On the downside, this group also can have a warped view of risk, which means they’re more likely to put themselves into dangerous situations without realising it. Dr Carter said part of that comes from the low levels of stress they experience when doing something like swimming with sharks. Added to that, high-sensation seekers can also exhibit high levels of disinhibition, a lack of restraint when it comes to risk assessment, impulsivity, and social conventions, and this motivates reckless behaviour. Meaning, they leap before they look.

Originally from Bodmodsstadir, Iceland, Daniel Audunsson, 25, has performed air acrobatics and raced Lamborghinis, but he prefers off-the-beaten-track travel experiences. From his company’s headquarters in Manila, Philippines, he once flew to a remote village, then hitched a ride with a stranger on a motorbike through the jungle during a thunderstorm to reach a remote bay two hours away. Once he decided to go on this adventure, there was no looking back.

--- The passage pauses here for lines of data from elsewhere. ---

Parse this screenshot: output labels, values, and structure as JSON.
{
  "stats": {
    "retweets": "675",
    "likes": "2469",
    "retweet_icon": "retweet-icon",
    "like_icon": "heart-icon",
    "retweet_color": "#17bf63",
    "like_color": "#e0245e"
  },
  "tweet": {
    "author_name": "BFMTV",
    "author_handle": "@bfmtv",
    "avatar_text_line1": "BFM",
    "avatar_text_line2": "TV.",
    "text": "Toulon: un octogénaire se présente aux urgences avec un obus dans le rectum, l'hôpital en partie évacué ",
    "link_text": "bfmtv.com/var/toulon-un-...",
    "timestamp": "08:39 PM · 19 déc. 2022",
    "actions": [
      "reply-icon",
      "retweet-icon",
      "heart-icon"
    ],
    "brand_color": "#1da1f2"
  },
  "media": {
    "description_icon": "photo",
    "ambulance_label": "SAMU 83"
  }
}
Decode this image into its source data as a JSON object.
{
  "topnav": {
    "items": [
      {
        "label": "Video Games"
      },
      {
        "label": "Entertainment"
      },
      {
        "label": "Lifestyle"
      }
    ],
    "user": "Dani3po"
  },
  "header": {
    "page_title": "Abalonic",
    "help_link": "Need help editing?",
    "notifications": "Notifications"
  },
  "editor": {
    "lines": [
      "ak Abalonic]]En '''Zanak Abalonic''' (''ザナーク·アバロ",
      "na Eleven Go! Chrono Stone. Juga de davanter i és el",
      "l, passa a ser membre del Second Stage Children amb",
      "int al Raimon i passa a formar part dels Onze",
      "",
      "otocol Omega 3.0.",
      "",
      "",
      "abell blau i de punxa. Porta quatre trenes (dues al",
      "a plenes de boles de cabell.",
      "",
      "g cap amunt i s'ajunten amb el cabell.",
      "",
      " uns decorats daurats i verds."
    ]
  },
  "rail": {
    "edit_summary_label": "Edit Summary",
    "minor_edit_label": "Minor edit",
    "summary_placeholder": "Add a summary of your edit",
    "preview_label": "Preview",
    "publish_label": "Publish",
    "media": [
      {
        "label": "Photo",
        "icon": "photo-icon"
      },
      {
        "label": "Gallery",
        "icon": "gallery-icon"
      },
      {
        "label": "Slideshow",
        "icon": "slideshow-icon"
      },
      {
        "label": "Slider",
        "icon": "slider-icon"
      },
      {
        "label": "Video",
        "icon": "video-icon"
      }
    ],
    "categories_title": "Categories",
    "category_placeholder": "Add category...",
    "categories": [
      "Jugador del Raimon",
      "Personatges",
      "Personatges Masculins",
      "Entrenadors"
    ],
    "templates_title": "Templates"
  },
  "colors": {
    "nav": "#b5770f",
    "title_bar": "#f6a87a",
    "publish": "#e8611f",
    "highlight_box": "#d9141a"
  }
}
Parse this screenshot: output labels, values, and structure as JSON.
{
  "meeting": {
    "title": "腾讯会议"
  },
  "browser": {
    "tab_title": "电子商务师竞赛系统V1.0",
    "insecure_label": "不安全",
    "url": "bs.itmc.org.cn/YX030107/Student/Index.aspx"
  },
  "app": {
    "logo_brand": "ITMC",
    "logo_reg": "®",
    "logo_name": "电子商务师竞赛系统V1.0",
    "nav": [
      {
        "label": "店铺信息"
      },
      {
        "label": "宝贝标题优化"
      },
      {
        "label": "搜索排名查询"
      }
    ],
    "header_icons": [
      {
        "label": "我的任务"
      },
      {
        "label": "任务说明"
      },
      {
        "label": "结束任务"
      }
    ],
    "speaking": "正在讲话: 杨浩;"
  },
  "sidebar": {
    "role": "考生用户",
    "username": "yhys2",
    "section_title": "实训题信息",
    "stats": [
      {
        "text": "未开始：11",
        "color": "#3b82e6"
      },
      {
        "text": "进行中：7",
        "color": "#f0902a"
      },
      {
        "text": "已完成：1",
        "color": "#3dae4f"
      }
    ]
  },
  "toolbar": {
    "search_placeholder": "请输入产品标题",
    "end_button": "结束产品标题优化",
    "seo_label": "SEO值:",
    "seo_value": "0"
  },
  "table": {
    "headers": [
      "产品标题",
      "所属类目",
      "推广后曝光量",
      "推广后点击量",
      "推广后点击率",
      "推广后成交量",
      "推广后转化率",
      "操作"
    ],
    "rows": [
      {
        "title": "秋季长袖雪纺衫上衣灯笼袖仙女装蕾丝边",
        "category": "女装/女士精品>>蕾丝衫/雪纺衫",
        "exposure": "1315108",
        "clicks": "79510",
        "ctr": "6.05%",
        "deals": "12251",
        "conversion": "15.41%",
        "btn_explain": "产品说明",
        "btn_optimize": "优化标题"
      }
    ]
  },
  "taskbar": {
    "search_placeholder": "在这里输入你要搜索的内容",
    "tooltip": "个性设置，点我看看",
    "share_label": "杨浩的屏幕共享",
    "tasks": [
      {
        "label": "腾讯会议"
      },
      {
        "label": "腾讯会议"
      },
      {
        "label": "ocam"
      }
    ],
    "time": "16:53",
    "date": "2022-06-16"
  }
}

 “I’ve been told by psychologists that I need to be careful because I can get myself into trouble and create dangerous situations,” Audunsson said. “It’s the same to me in every area of life, the more you experience, the more you see your boundaries and your potential. As an entrepreneur, I always push myself to the limits, and when I reach them I try to push them harder.”

Audunsson said he sometimes relies on the counsel of his business partner who is a very careful and sensible person. While he describes himself as the limit-pushing visionary of their e-commerce business, his partner holds the reins and slowly analyses a decision before they commit. 

Where is the limit?

When you are someone who feeds off adventure, you’d wonder when enough is enough, especially if you have the funds to do just about anything.

With age, South African investor Hilda Lunderstedt, 49, said her interests have turned to more docile experiences like riding a hot air balloon over the Nile River. She said she owes part of that shift to having children and the other part to seeing friends get injured.

“You have to think, ‘is it worthwhile taking the chance now that you are a mother?’” Lunderstedt said. “I can look back and think, ‘OK, I’ve done it and it was a phase versus possibly if I didn’t do it I could have looked back and said I wish.”

While Silver, who is married with two children, said even though he calculates his risks, he still wants to push the limit further.

“You can’t control how you die, but you can control how you live,” Silver said. “I’ve had colleagues tell me, ‘you have kids you can’t do this.’ I said that is exactly why I am doing it, I want them to see me living life to the fullest.”